Chance of you eating one in the next five years: High

Growth-spurty Salmon

Canadian scientists first developed fast-growing salmon in 1989, and the breed developed by Massachusetts-based company AquaBounty has been stuck in the FDA’s regulatory approval process since 1995. These Atlantic salmon have genes from a Chinook salmon and an ocean pout—a type of eel—that make more than the usual dose of growth hormone, so they reach market size in 16 to 18 months instead of the salmon-standard three years.

Commercializing this fish has been slow-going: The FDA actually declared AquaBounty salmon safe to eat in 2010, and the company promised to breed only sterile female fish—that way if any of them jumped into the wild they wouldn't be able to spread their mutant genes.
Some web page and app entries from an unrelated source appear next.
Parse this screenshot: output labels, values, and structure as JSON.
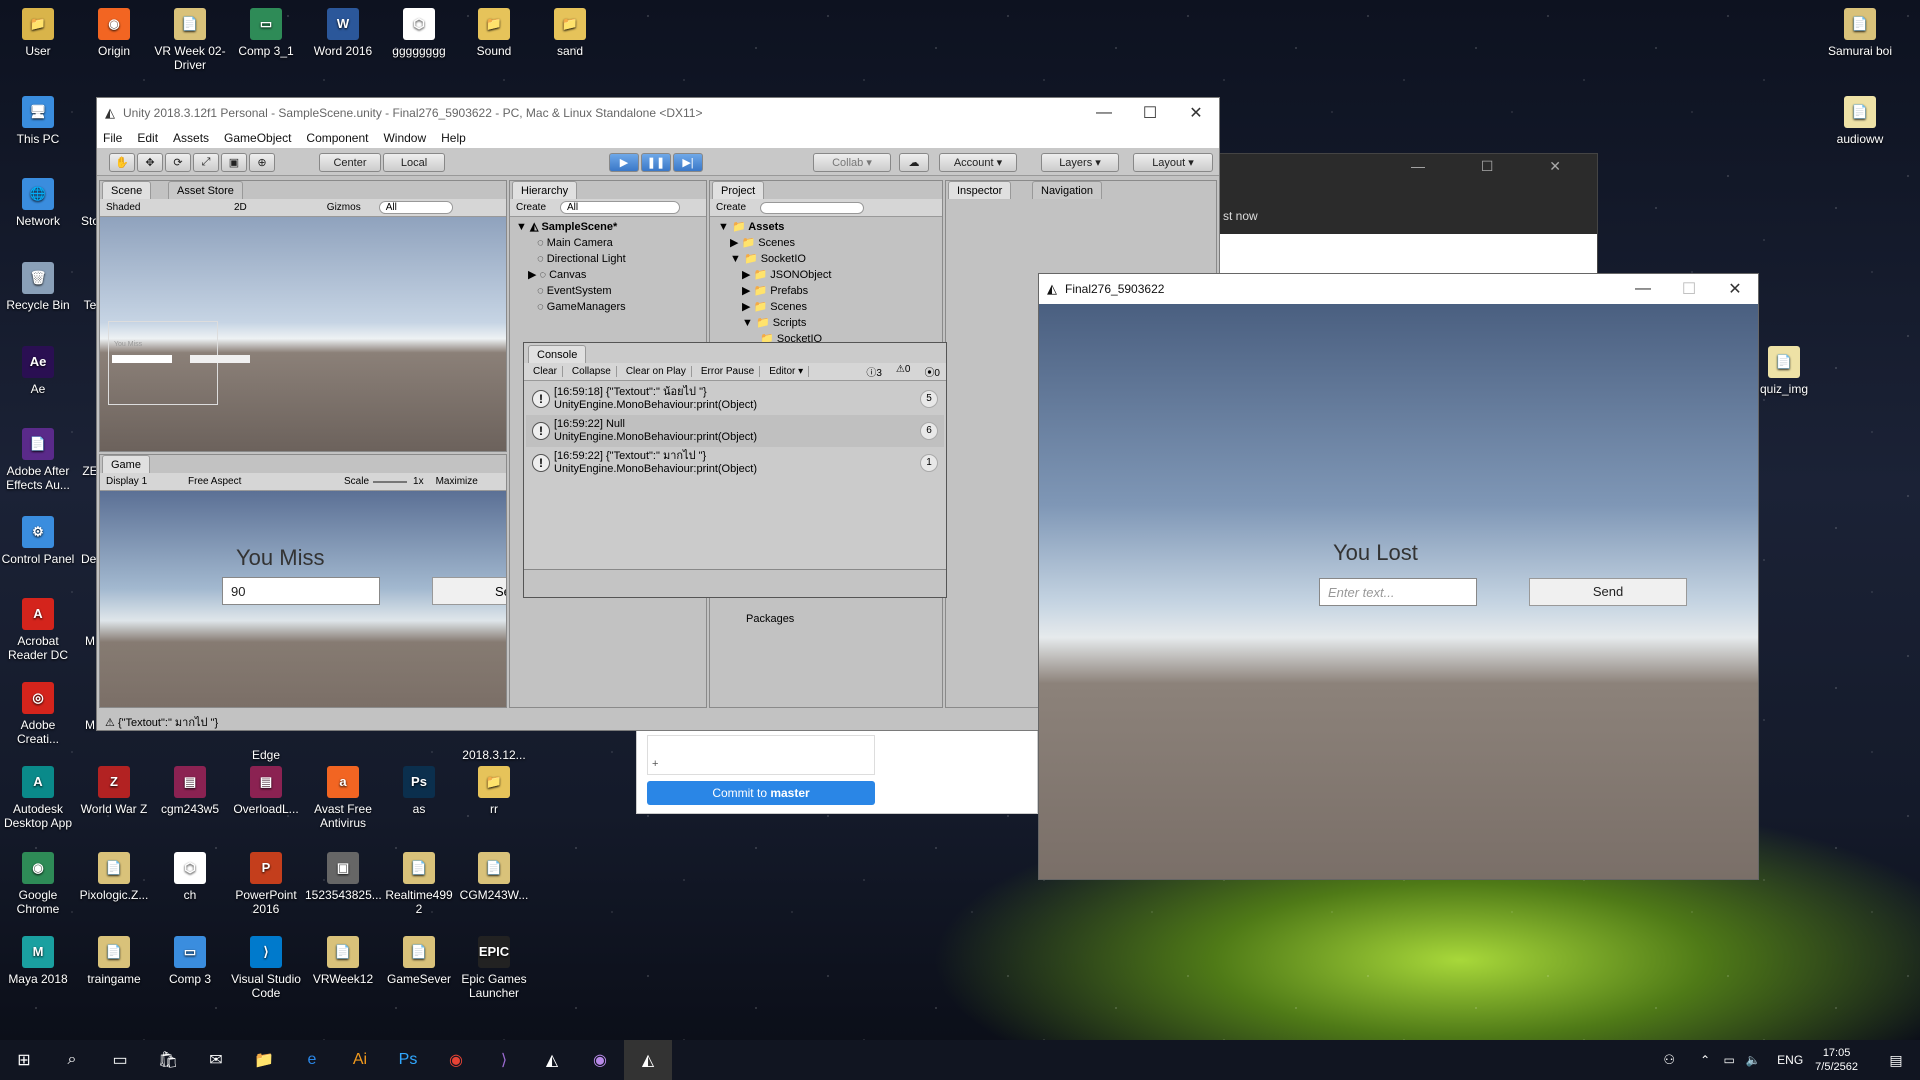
{
  "desktop": {
    "icons": [
      {
        "label": "User",
        "glyph": "📁",
        "color": "#d9b44a"
      },
      {
        "label": "Origin",
        "glyph": "◉",
        "color": "#f26522"
      },
      {
        "label": "VR Week 02-Driver",
        "glyph": "📄",
        "color": "#d9c27a"
      },
      {
        "label": "Comp 3_1",
        "glyph": "▭",
        "color": "#2e8b57"
      },
      {
        "label": "Word 2016",
        "glyph": "W",
        "color": "#2b579a"
      },
      {
        "label": "gggggggg",
        "glyph": "⬡",
        "color": "#ffffff"
      },
      {
        "label": "Sound",
        "glyph": "📁",
        "color": "#e6c35a"
      },
      {
        "label": "sand",
        "glyph": "📁",
        "color": "#e6c35a"
      },
      {
        "label": "Samurai boi",
        "glyph": "📄",
        "color": "#d9c27a"
      },
      {
        "label": "This PC",
        "glyph": "🖥",
        "color": "#3a8dde"
      },
      {
        "label": "audioww",
        "glyph": "📄",
        "color": "#eee2a6"
      },
      {
        "label": "Network",
        "glyph": "🌐",
        "color": "#3a8dde"
      },
      {
        "label": "Sto",
        "glyph": "",
        "color": "transparent"
      },
      {
        "label": "Recycle Bin",
        "glyph": "🗑",
        "color": "#8aa0b8"
      },
      {
        "label": "Te",
        "glyph": "",
        "color": "transparent"
      },
      {
        "label": "quiz_img",
        "glyph": "📄",
        "color": "#eee2a6"
      },
      {
        "label": "Ae",
        "glyph": "Ae",
        "color": "#2a0f52"
      },
      {
        "label": "Adobe After Effects Au...",
        "glyph": "📄",
        "color": "#5a2a8a"
      },
      {
        "label": "ZE",
        "glyph": "",
        "color": "transparent"
      },
      {
        "label": "Control Panel",
        "glyph": "⚙",
        "color": "#3a8dde"
      },
      {
        "label": "Dei",
        "glyph": "",
        "color": "transparent"
      },
      {
        "label": "Acrobat Reader DC",
        "glyph": "A",
        "color": "#d4241c"
      },
      {
        "label": "M",
        "glyph": "",
        "color": "transparent"
      },
      {
        "label": "Adobe Creati...",
        "glyph": "◎",
        "color": "#d4241c"
      },
      {
        "label": "M",
        "glyph": "",
        "color": "transparent"
      },
      {
        "label": "Edge",
        "glyph": "",
        "color": "transparent"
      },
      {
        "label": "2018.3.12...",
        "glyph": "",
        "color": "transparent"
      },
      {
        "label": "Autodesk Desktop App",
        "glyph": "A",
        "color": "#0a8a8a"
      },
      {
        "label": "World War Z",
        "glyph": "Z",
        "color": "#b22222"
      },
      {
        "label": "cgm243w5",
        "glyph": "▤",
        "color": "#8b2252"
      },
      {
        "label": "OverloadL...",
        "glyph": "▤",
        "color": "#8b2252"
      },
      {
        "label": "Avast Free Antivirus",
        "glyph": "a",
        "color": "#f26522"
      },
      {
        "label": "as",
        "glyph": "Ps",
        "color": "#0b2f4d"
      },
      {
        "label": "rr",
        "glyph": "📁",
        "color": "#e6c35a"
      },
      {
        "label": "Google Chrome",
        "glyph": "◉",
        "color": "#2e8b57"
      },
      {
        "label": "Pixologic.Z...",
        "glyph": "📄",
        "color": "#d9c27a"
      },
      {
        "label": "ch",
        "glyph": "⬡",
        "color": "#ffffff"
      },
      {
        "label": "PowerPoint 2016",
        "glyph": "P",
        "color": "#c43e1c"
      },
      {
        "label": "1523543825...",
        "glyph": "▣",
        "color": "#666"
      },
      {
        "label": "Realtime499 2",
        "glyph": "📄",
        "color": "#d9c27a"
      },
      {
        "label": "CGM243W...",
        "glyph": "📄",
        "color": "#d9c27a"
      },
      {
        "label": "Maya 2018",
        "glyph": "M",
        "color": "#1aa0a0"
      },
      {
        "label": "traingame",
        "glyph": "📄",
        "color": "#d9c27a"
      },
      {
        "label": "Comp 3",
        "glyph": "▭",
        "color": "#3a8dde"
      },
      {
        "label": "Visual Studio Code",
        "glyph": "⟩",
        "color": "#007acc"
      },
      {
        "label": "VRWeek12",
        "glyph": "📄",
        "color": "#d9c27a"
      },
      {
        "label": "GameSever",
        "glyph": "📄",
        "color": "#d9c27a"
      },
      {
        "label": "Epic Games Launcher",
        "glyph": "EPIC",
        "color": "#222"
      }
    ]
  },
  "unity": {
    "title": "Unity 2018.3.12f1 Personal - SampleScene.unity - Final276_5903622 - PC, Mac & Linux Standalone <DX11>",
    "menu": [
      "File",
      "Edit",
      "Assets",
      "GameObject",
      "Component",
      "Window",
      "Help"
    ],
    "toolbar": {
      "center": "Center",
      "local": "Local",
      "collab": "Collab",
      "account": "Account",
      "layers": "Layers",
      "layout": "Layout"
    },
    "scene": {
      "tab": "Scene",
      "tab2": "Asset Store",
      "shaded": "Shaded",
      "mode2d": "2D",
      "gizmos": "Gizmos",
      "search": "All",
      "miss_small": "You Miss"
    },
    "game": {
      "tab": "Game",
      "display": "Display 1",
      "aspect": "Free Aspect",
      "scale_label": "Scale",
      "scale_value": "1x",
      "maximize": "Maximize",
      "heading": "You Miss",
      "input_value": "90",
      "send": "Se"
    },
    "hierarchy": {
      "tab": "Hierarchy",
      "create": "Create",
      "search": "All",
      "scene": "SampleScene*",
      "items": [
        "Main Camera",
        "Directional Light",
        "Canvas",
        "EventSystem",
        "GameManagers"
      ]
    },
    "project": {
      "tab": "Project",
      "create": "Create",
      "root": "Assets",
      "items": [
        "Scenes",
        "SocketIO",
        "JSONObject",
        "Prefabs",
        "Scenes",
        "Scripts",
        "SocketIO"
      ],
      "packages": "Packages"
    },
    "inspector": {
      "tab": "Inspector",
      "tab2": "Navigation"
    },
    "console": {
      "tab": "Console",
      "buttons": [
        "Clear",
        "Collapse",
        "Clear on Play",
        "Error Pause",
        "Editor"
      ],
      "count_log": "3",
      "count_warn": "0",
      "count_err": "0",
      "rows": [
        {
          "line1": "[16:59:18] {\"Textout\":\" น้อยไป \"}",
          "line2": "UnityEngine.MonoBehaviour:print(Object)",
          "count": "5"
        },
        {
          "line1": "[16:59:22] Null",
          "line2": "UnityEngine.MonoBehaviour:print(Object)",
          "count": "6"
        },
        {
          "line1": "[16:59:22] {\"Textout\":\" มากไป \"}",
          "line2": "UnityEngine.MonoBehaviour:print(Object)",
          "count": "1"
        }
      ]
    },
    "statusbar": "{\"Textout\":\" มากไป \"}"
  },
  "bgwindow": {
    "text": "st now"
  },
  "github": {
    "commit_prefix": "Commit to ",
    "commit_branch": "master",
    "coauthor": "+"
  },
  "player": {
    "title": "Final276_5903622",
    "heading": "You Lost",
    "placeholder": "Enter text...",
    "send": "Send"
  },
  "taskbar": {
    "lang": "ENG",
    "time": "17:05",
    "date": "7/5/2562"
  }
}
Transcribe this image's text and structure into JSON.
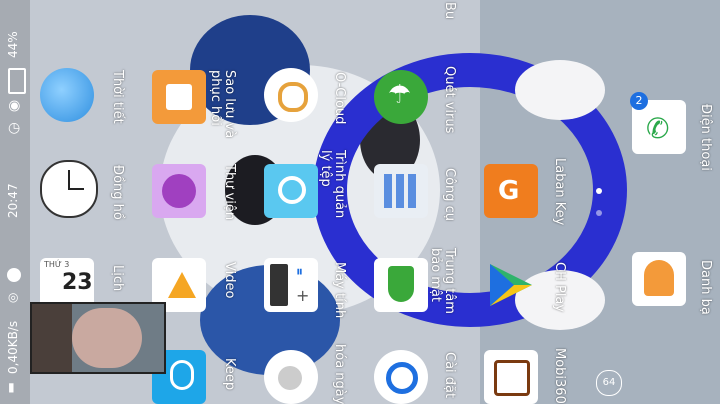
{
  "status": {
    "battery": "44%",
    "time": "20:47",
    "speed": "0,40KB/s"
  },
  "apps": [
    {
      "id": "weather",
      "label": "Thời tiết"
    },
    {
      "id": "clock",
      "label": "Đồng hồ"
    },
    {
      "id": "calendar",
      "label": "Lịch",
      "day_name": "THỨ 3",
      "day_num": "23"
    },
    {
      "id": "backup",
      "label": "Sao lưu và phục hồi"
    },
    {
      "id": "gallery",
      "label": "Thư viện"
    },
    {
      "id": "video",
      "label": "Video"
    },
    {
      "id": "keep",
      "label": "Keep"
    },
    {
      "id": "ocloud",
      "label": "O-Cloud"
    },
    {
      "id": "filemanager",
      "label": "Trình quản lý tệp"
    },
    {
      "id": "calculator",
      "label": "Máy tính"
    },
    {
      "id": "daily",
      "label": "hóa ngày"
    },
    {
      "id": "antivirus",
      "label": "Quét virus"
    },
    {
      "id": "tools",
      "label": "Công cụ"
    },
    {
      "id": "security",
      "label": "Trung tâm bảo mật"
    },
    {
      "id": "settings",
      "label": "Cài đặt"
    },
    {
      "id": "bu",
      "label": "Bu"
    },
    {
      "id": "labankey",
      "label": "Laban Key"
    },
    {
      "id": "chplay",
      "label": "CH Play"
    },
    {
      "id": "mobi360",
      "label": "Mobi360"
    },
    {
      "id": "phone",
      "label": "Điện thoại",
      "badge": "2"
    },
    {
      "id": "contacts",
      "label": "Danh bạ"
    }
  ],
  "dock_page_indicator": "64",
  "colors": {
    "blue_ring": "#2a2fd0",
    "backup_orange": "#f39a3a",
    "antivirus_green": "#3aa83a",
    "laban_orange": "#f07d1e",
    "phone_green": "#2aa84a"
  }
}
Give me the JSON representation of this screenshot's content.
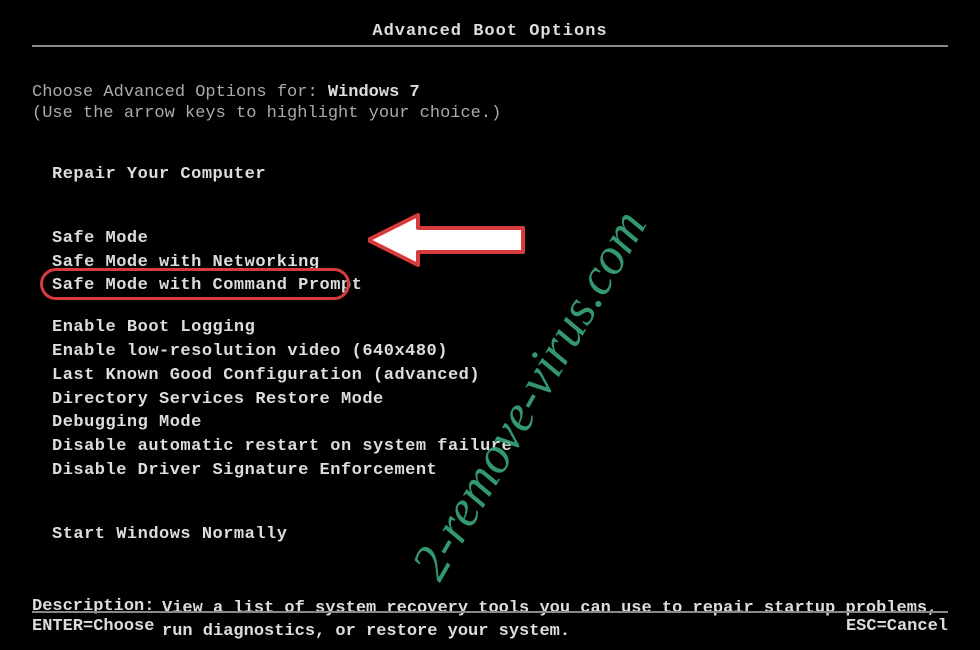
{
  "title": "Advanced Boot Options",
  "choose_prefix": "Choose Advanced Options for: ",
  "os_name": "Windows 7",
  "hint": "(Use the arrow keys to highlight your choice.)",
  "menu": {
    "repair": "Repair Your Computer",
    "safe_mode": "Safe Mode",
    "safe_mode_net": "Safe Mode with Networking",
    "safe_mode_cmd": "Safe Mode with Command Prompt",
    "boot_log": "Enable Boot Logging",
    "low_res": "Enable low-resolution video (640x480)",
    "lkgc": "Last Known Good Configuration (advanced)",
    "ds_restore": "Directory Services Restore Mode",
    "debug": "Debugging Mode",
    "no_auto_restart": "Disable automatic restart on system failure",
    "no_drv_sig": "Disable Driver Signature Enforcement",
    "start_normal": "Start Windows Normally"
  },
  "description_label": "Description:",
  "description_text": "View a list of system recovery tools you can use to repair startup problems, run diagnostics, or restore your system.",
  "footer": {
    "enter": "ENTER=Choose",
    "esc": "ESC=Cancel"
  },
  "watermark": "2-remove-virus.com",
  "annotation": {
    "highlighted_item": "safe_mode_cmd",
    "oval_color": "#d83b3b",
    "arrow_color_fill": "#ffffff",
    "arrow_color_stroke": "#d83b3b"
  }
}
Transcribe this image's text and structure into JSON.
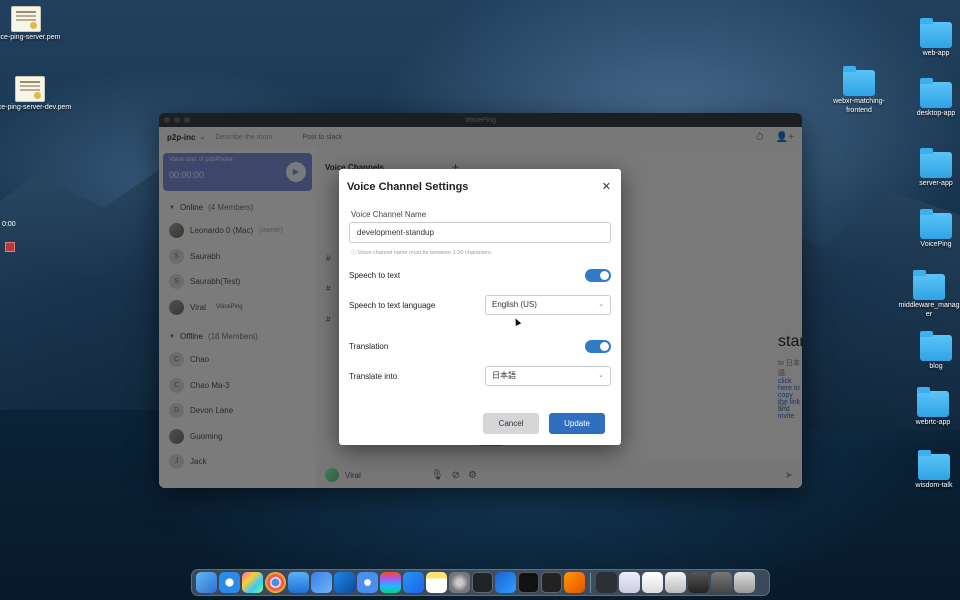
{
  "desktop": {
    "left_files": [
      {
        "label": "voice-ping-server.pem",
        "icon": "certificate-icon"
      },
      {
        "label": "voice-ping-server-dev.pem",
        "icon": "certificate-icon"
      }
    ],
    "recording_time": "0:00",
    "right_folders": [
      {
        "label": "web-app"
      },
      {
        "label": "webxr-matching-frontend"
      },
      {
        "label": "desktop-app"
      },
      {
        "label": "server-app"
      },
      {
        "label": "VoicePing"
      },
      {
        "label": "middleware_manager"
      },
      {
        "label": "blog"
      },
      {
        "label": "webrtc-app"
      },
      {
        "label": "wisdom-talk"
      }
    ]
  },
  "app": {
    "window_title": "VoicePing",
    "team": "p2p-inc",
    "describe_placeholder": "Describe the room",
    "post_link": "Post to slack",
    "live_card": {
      "caption": "Voice user of p2pPhone",
      "time": "00:00:00"
    },
    "online": {
      "title": "Online",
      "count": "(4 Members)"
    },
    "online_members": [
      {
        "name": "Leonardo 0 (Mac)",
        "sub": "(owner)",
        "avatar": ""
      },
      {
        "name": "Saurabh",
        "sub": "",
        "avatar": "S"
      },
      {
        "name": "Saurabh(Test)",
        "sub": "",
        "avatar": "S"
      },
      {
        "name": "Viral",
        "sub": "VoicePing",
        "avatar": ""
      }
    ],
    "offline": {
      "title": "Offline",
      "count": "(18 Members)"
    },
    "offline_members": [
      {
        "name": "Chao",
        "avatar": "C"
      },
      {
        "name": "Chao Ma-3",
        "avatar": "C"
      },
      {
        "name": "Devon Lane",
        "avatar": "D"
      },
      {
        "name": "Guoming",
        "avatar": ""
      },
      {
        "name": "Jack",
        "avatar": "J"
      }
    ],
    "channels_header": "Voice Channels",
    "background_title": "standup",
    "background_line_a": "to 日本語.",
    "background_link": "click here to copy the link and invite",
    "background_small": "pm",
    "current_user": "Viral"
  },
  "modal": {
    "title": "Voice Channel Settings",
    "name_label": "Voice Channel Name",
    "name_value": "development-standup",
    "name_hint": "Voice channel name must be between 1-30 characters.",
    "speech_to_text_label": "Speech to text",
    "speech_to_text_on": true,
    "language_label": "Speech to text language",
    "language_value": "English (US)",
    "translation_label": "Translation",
    "translation_on": true,
    "translate_into_label": "Translate into",
    "translate_into_value": "日本語",
    "cancel_label": "Cancel",
    "update_label": "Update",
    "accent_color": "#2f6fbd"
  },
  "dock": {
    "icons": [
      "finder-icon",
      "safari-icon",
      "launchpad-icon",
      "chrome-icon",
      "mail-icon",
      "cube-icon",
      "vscode-icon",
      "settings-icon",
      "figma-icon",
      "docker-icon",
      "notes-icon",
      "system-preferences-icon",
      "activity-icon",
      "xcode-icon",
      "terminal-icon",
      "terminal-icon-2",
      "sublime-icon",
      "downloads-icon",
      "preview-icon",
      "screenshot-icon",
      "window-icon",
      "window-icon-2",
      "window-icon-3",
      "trash-icon"
    ]
  }
}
That didn't hold any water with Trader Joe’s or Whole Foods, which declared that they wouldn't sell the fish. By 2012, AquaBounty was reportedly running out of money and in the hands of an investor from Georgia (the country, not the state).

Chance of you eating one in the next five years: Medium

Akio Kon/Bloomberg via Getty Images
Hornless Cattle

Ranchers typically de-horn cattle when they're calves to make them less likely to injure other animals or the people who handle them. It's a painful, traumatic process. Scientists had bred hornless beef cattle without horns, but the same approach in dairy cows seemed to reduce milk production. In 2013, Minnesota-based Recombinetics used TALEN to insert a gene from a hornless Angus into Holsteins, a classic dairy breed. Recombinetics got the horns to go away, but the cows still can’t produce milk.1

Chance of you drinking milk from one in the next five years: Low

Hypoallergenic Cows

Something like two or three percent of all human infants are allergic to milk, and at least some of them trace that allergy to one specific protein. In 2012, a New Zealand government-owned science company, AgResearch, engineered a cow named Daisy to produce milk without that protein. Using a technique called RNA interference, they knocked out the gene that makes the protein without altering milk production. It's a cool example of how we can alter nutritional content of food through gene editing, although Daisy was just a proof of concept, and the milk is still a long way from market, undergoing the long testing process and the scrutiny of protective parents. No word from AgResearch on how testing is going.

Chance of you drinking milk from one in the next five years: Low

1UPDATE 09:00 ET 07/15/15: This story was updated to correct the milk-making status of Recombinetics' cows.